Pantheon aims for FTSE 250 as NAV per share rises
Pantheon hopes its listed fund-of-funds will be added to the FTSE 250 this year as it announced an increase in its net asset value per share, despite venture and some UK investments struggling.
The NAV per share of Pantheon International plc (PIP) increased by 2.5% to £22.45 in the six months to 30 November 2017, according to its half-yearly financial report.
The firm said its buyout and growth segments, which make up 83% of its portfolio, performed well, while venture, which makes up 7%, lagged. The special situations portfolio also suffered, due primarily to company-specific issues within the UK retail sector. PIP stressed that UK assets accounted for less than 10% of its portfolio.
The company also announced it had consolidated its ordinary and redeemable shares into one class of ordinary shares. At the same time, it issued a £200m asset-linked note (ALN), which will pay out cash flows from 300 older-vintage funds. This is expected to give more recent vintages a higher weighting, thereby increasing returns.
PIP's market capitalisation stands at around £1bn and it should be eligible for inclusion in the FTSE 250 Index during 2018, the company said in a statement.

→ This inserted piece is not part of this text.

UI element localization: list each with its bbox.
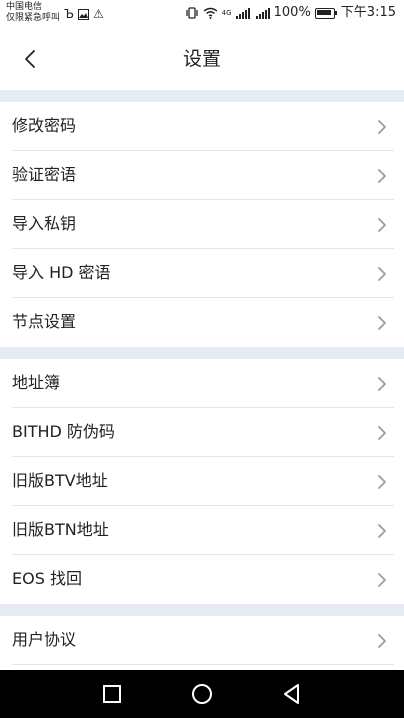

PIP made 34 new investments during the period, amounting to £196m in new commitments. It committed £88m to 10 secondary transactions, £52m to 15 co-investments and £56m to nine primary commitments. It said that at this time in the economic cycle it was focusing on the tech and healthcare sectors.
It also said pricing was rising. Sample-weighted average enterprise-value-to-EBITDA across a sample of its funds was 10.5x, compared with 10.2x and 11.6x for the FTSE All-Share and MSCI World indices respectively.